Our son has had some life changing events just as serious as those I mentioned earlier about our family (before adoption). The day his mother died, his life changed forever. The day he was dropped off at the orphanage, his life was forever changed. All of the harsh treatment, the things he had to endure as a young child growing up with no parents and no support changed him. He experienced a very difficult youth and in some ways it shows very clearly. When we finally made it to the other side of the ocean to pick him up he was uncertain. He had weathered so many storms in his short life that he had to evaluate whether he was up for this kind of challenge. But then….He said yes. His life was forever changed. Our lives were forever changed. The giver of life had given us another child to hold, to care for, and to love. God had given Josh a family. He was then, and forever will be, our son. He came in a full 6 foot 4 package instead of a little baby, but a true blessing all the same. He has a heart of gold buried under that gruff façade. There is a lot of compassion and a sincere sweetness pouring out of his heart that only a loving God could place there. I love watching his new life unfold in front of him and how he grasps hold of certain things while still rejecting others. He keeps life interesting.

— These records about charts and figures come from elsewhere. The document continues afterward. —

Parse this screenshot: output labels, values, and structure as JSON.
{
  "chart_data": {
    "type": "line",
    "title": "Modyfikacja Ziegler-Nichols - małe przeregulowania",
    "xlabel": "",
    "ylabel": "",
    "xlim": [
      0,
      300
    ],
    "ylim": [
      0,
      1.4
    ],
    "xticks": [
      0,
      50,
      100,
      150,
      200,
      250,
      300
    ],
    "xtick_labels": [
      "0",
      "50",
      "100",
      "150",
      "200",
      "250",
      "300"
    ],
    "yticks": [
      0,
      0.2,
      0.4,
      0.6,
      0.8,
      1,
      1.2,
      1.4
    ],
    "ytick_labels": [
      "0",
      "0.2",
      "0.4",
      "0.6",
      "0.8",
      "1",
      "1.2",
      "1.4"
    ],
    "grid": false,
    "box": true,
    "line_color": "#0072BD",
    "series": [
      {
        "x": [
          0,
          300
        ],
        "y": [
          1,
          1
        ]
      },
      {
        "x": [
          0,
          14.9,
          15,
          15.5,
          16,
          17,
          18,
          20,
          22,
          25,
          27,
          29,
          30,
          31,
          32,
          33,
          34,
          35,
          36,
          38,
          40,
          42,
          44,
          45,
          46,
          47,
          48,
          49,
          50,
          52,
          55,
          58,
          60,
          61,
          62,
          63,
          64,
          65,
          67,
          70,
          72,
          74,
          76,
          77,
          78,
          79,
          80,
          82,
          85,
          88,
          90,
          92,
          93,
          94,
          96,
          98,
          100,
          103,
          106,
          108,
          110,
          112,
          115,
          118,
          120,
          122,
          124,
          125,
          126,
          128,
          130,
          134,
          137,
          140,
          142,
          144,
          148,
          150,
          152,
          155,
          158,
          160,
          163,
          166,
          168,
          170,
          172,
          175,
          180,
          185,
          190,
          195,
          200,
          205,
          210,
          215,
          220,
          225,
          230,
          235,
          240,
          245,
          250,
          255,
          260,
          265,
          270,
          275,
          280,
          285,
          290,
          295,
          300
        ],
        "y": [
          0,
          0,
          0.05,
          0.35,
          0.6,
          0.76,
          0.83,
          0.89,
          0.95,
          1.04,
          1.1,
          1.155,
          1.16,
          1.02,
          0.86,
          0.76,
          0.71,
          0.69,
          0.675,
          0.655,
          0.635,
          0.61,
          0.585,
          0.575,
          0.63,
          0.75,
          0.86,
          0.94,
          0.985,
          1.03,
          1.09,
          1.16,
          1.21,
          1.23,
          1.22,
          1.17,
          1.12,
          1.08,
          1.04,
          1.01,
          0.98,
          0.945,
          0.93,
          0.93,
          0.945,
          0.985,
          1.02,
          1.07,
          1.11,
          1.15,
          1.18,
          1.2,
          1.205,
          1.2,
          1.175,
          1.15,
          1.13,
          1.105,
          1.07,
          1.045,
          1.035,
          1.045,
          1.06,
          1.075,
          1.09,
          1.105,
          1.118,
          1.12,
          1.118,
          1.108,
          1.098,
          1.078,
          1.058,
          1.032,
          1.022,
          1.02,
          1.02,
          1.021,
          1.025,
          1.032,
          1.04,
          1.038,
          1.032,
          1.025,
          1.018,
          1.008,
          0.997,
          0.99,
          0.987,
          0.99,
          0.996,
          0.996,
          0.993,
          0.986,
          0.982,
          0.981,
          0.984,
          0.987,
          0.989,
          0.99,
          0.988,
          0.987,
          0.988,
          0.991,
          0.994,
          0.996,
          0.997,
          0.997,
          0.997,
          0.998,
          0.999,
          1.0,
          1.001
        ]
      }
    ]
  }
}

Now that God has once again told us to go, we are anxious to get there. There is one child, and maybe two, who will have to choose whether or not they want to get on life’s boat with us and weather the storms we will face together. They have experienced many things that have forever changed their lives. They will have the opportunity to step out and accept the challenge of many more life changing events with us; or they will choose to face life without us as their family to stand beside them in the storms that life will stir up for them. But one thing is for certain, we have been told by our heavenly father to go. There are more children that the giver of life wants to give to us. We want them!! We will go for them!! I am anxiously waiting to be able to say I cannot imagine my life without them in it and acknowledge that my life has been forever changed.
Enjoy the Christmas Season and reflect upon the blessings that have forever changed your life. If you haven't experienced the peace that Jesus brings into your heart, find Jesus. We celebrate his birth at Christmas and his resurrection at Easter. Jesus is real!!! Jesus is alive!!! Jesus loves you!!! Jesus wants to have a personal one on one relationship with you. Will you accept the forever changed life he offers?